If you’re like me, you get friendly reminder cards from your veterinarian each year asking you to set up an appointment for an exam and any required vaccinations for your pet. It got me thinking. Children-of-the-human-variety receive their vaccinations and booster shots in their childhood and adolescence, but the immunity to most of those diseases lasts through adulthood. As our pets become more like children to us, pet parents are starting to question whether or not our pets truly need vaccinated every year or if the vaccinations could be causing more harm than good.
A few years ago, I walked into my vet’s office with my new puppy, my first as an adult. I was bombarded by pamphlets and discussions on all the different diseases that Barrett could be vaccinated against. It was my vet doing most of the talking, and I trusted (and still trust) that they are only trying to do what is best for my pets’ health. He told me about diseases, how they are contracted and, truthfully, almost scared me into signing Barrett up for every vaccine offered. What I didn’t hear from him were the possible side effects of the vaccine, how effective it really was against the diseases it claimed to prevent or if over-vaccinating can have adverse side effects. Doctors and vets operate on a risk/benefit comparison. If the collective benefit of a vaccine is greater than the potential risk, the vaccine is recommended.

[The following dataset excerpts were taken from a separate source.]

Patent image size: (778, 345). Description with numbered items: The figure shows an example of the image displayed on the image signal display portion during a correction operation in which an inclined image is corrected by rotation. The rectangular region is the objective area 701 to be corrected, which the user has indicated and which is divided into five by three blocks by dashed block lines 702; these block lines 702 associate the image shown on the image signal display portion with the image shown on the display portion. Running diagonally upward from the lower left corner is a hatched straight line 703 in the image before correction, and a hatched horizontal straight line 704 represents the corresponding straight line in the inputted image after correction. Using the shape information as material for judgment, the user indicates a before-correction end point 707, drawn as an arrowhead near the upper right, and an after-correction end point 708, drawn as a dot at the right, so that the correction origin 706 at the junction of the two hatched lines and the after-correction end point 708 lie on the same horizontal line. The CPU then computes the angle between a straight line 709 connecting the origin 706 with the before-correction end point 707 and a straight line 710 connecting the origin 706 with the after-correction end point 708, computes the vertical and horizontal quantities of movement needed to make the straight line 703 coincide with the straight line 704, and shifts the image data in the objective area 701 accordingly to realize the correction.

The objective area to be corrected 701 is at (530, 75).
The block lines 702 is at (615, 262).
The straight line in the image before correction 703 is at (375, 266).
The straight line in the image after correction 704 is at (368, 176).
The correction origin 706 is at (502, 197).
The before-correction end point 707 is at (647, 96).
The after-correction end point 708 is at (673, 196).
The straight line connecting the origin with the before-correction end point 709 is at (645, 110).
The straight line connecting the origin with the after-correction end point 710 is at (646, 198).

How many different diseases should a pet be vaccinated against, and how often should the boosters be administered?
How Often Should My Pet Be Vaccinated?
For years it has been common veterinary practice to vaccinate every year. Only recently has it become more commonplace to vaccinate every 3 years. Some holistic veterinarians have even proposed that for some individuals, this 3 year schedule may also be considered ‘over vaccinating’. Some veterinarians have started using blood titer testing to gauge when or if a pet should be given a booster. A titer test measures the level of immunity your pet has against certain diseases. If immunity to a disease has fallen below adequate levels, your veterinarian will administer a booster shot. If you are concerned about over vaccinating your pets, ask your vet if they employ this technology in their clinic.
Some vaccines are required by state law to be administered every so often, such as the Rabies vaccine. Until state laws catch up with technology, pet owners and veterinarians have little choice in the matter and must administer required vaccines in accordance with state law, or risk fines or even losing their pet to the authorities. Additionally, many kennels, groomers, dog parks and competitions require your pets to be up-to-date on vaccines that combat highly communicable diseases, such as Bordetella (kennel cough) and Parvo. If you don’t want to vaccinate based on the current recommended schedule, seek out facilities that will accept titer testing results.
There are many vaccines on the market that are considered “non-core”, meaning they are not required nor recommended for every pet. A few notable mentions include the canine and feline influenza vaccines, Lyme disease vaccines, Leptosporiasis vaccines, and even rattlesnake envenomation vaccines. Whether or not the risks associated with these additional vaccines outweigh the benefits is a discussion to have with your veterinarian. Some of the factors to weigh in on include your geographical location, the prevalence of those diseases in your area and you and your pets’ lifestyles and common activities.
What Are Some Of The Risks Of Vaccinating?
As with any drug, vaccinations can sometimes have adverse side effects. They can range from inflammation at the injection site to more severe reactions, possibly leading to the death of your pet. I don’t want to scare anyone out of vaccinating their pets. More often than not, the benefits associated with the vaccines outweigh the chance your pet may have a serious reaction, but you should be aware of the potential risks when deciding what vaccines are right for your pet. Some reactions aren’t always correctly diagnosed as a vaccine reaction, since reactions can happen over a month after the vaccination. Some cats have even been noted to develop cancer at the injection site of their vaccine injection sites years after vaccination!
You are your pet’s advocate. They can’t do the research or make decisions about their health care. It is up to you and your vet to discuss any potential side effects or repercussions to vaccinating, or not vaccinating your pet. Don’t be afraid to challenge your veterinarian with informed questions, or even to get a second opinion.
Gatsby is going to the vet this weekend and he is ‘due’ for his Bordetella vaccine. You can be sure that this year I am prepared to ask if the clinic does titer testing, and if Gatsby’s lifestyle indicates that he is at risk and should be vaccinated. After all, I’d rather be safe than sorry.